Unlike the standards of earlier times, the military currently follows a two-step procedure selecting applicants. An applicant’s weight is first compared with the minimum weight and maximum weight. Applicants are deemed eligible if their weight falls within that range and ineligible if their weight falls below the minimum. Applicants who weigh over the maximum have their body fat percentage measured. If body fat percentage is less than the maximum, that person is deemed weight-eligible.

Requirement categories, including weight for a certain height, percent body fat for men and women, and age, vary depending on the military branch, Maclean said. For instance, body mass index in the Marine Corps is higher than other branches because the Marines are interested in more muscular soldiers, she said.

Maclean offered several options the military could implement to remedy the problem. She said the military could make standards more lenient, although it would bring less-fit civilians into the military, or rely on more technology, such as battery-operated helicopters, that require less physical exertion from members. Other options could be to retain current members by providing them with incentives to stay in the military longer or to invest in private military companies, she said.

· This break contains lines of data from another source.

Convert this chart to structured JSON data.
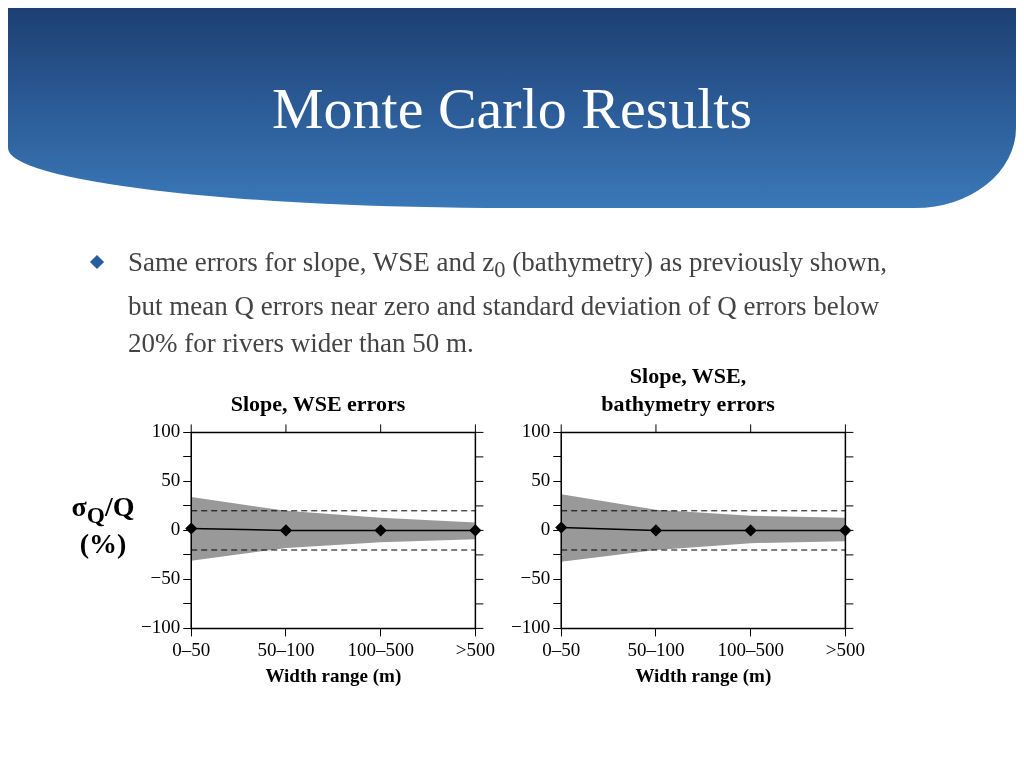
{
  "chart_data": [
    {
      "type": "other",
      "title": "Monte Carlo Results",
      "annotations": [
        "Same errors for slope, WSE and z$_{0}$ (bathymetry) as previously shown, but mean Q errors near zero and standard deviation of Q errors below 20% for rivers wider than 50 m."
      ]
    },
    {
      "type": "line",
      "title": "Slope, WSE errors",
      "xlabel": "Width range (m)",
      "ylabel": "σ$_{Q}$/Q (%)",
      "grid": false,
      "categories": [
        "0–50",
        "50–100",
        "100–500",
        ">500"
      ],
      "ylim": [
        -100,
        100
      ],
      "yticks": [
        -100,
        {
          "value": -75,
          "label": null
        },
        -50,
        {
          "value": -25,
          "label": null
        },
        0,
        {
          "value": 25,
          "label": null
        },
        50,
        {
          "value": 75,
          "label": null
        },
        100
      ],
      "ref_lines": [
        {
          "axis": "y",
          "value": 20,
          "line_style": "dashed",
          "color": "#000000"
        },
        {
          "axis": "y",
          "value": -20,
          "line_style": "dashed",
          "color": "#000000"
        }
      ],
      "series": [
        {
          "color": "#000000",
          "marker": "diamond",
          "values": [
            2,
            0,
            0,
            0
          ],
          "lower": [
            -31,
            -18,
            -12,
            -9
          ],
          "upper": [
            34,
            20,
            13,
            8
          ]
        }
      ]
    },
    {
      "type": "line",
      "title": "Slope, WSE, bathymetry errors",
      "xlabel": "Width range (m)",
      "grid": false,
      "categories": [
        "0–50",
        "50–100",
        "100–500",
        ">500"
      ],
      "ylim": [
        -100,
        100
      ],
      "yticks": [
        -100,
        {
          "value": -75,
          "label": null
        },
        -50,
        {
          "value": -25,
          "label": null
        },
        0,
        {
          "value": 25,
          "label": null
        },
        50,
        {
          "value": 75,
          "label": null
        },
        100
      ],
      "ref_lines": [
        {
          "axis": "y",
          "value": 20,
          "line_style": "dashed",
          "color": "#000000"
        },
        {
          "axis": "y",
          "value": -20,
          "line_style": "dashed",
          "color": "#000000"
        }
      ],
      "series": [
        {
          "color": "#000000",
          "marker": "diamond",
          "values": [
            3,
            0,
            0,
            0
          ],
          "lower": [
            -32,
            -20,
            -13,
            -11
          ],
          "upper": [
            37,
            21,
            15,
            13
          ]
        }
      ]
    }
  ]
}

Maclean said she thinks these ideas are plausible, but is an economist and not a military expert, so she is not sure they are ideal.

While more military-specific solutions could potentially help the problem, America’s obesity epidemic is also a social problem, said Catherine Himes, professor of sociology and director of the Center for Policy Research at Syracuse University.

Himes said she believes obesity is a direct result of diet and exercise practices, and there are currently many kids who are not active at all. She said she thinks the government could play a role in helping the obesity problem.

‘I think they can increase emphasis on high school physical education programs and create more classes that encourage students to practice healthy lifestyles,’ she said.

What a child learns from a parent is also important, she said. Parental health behaviors will ‘trickle down’ to the child in a negative or positive way, depending on how those behaviors are practiced, she said.

‘Think of it as a national security issue,’ she said. ‘If we aren’t going to have enough recruits that are physically fit, then obesity becomes a national security problem.’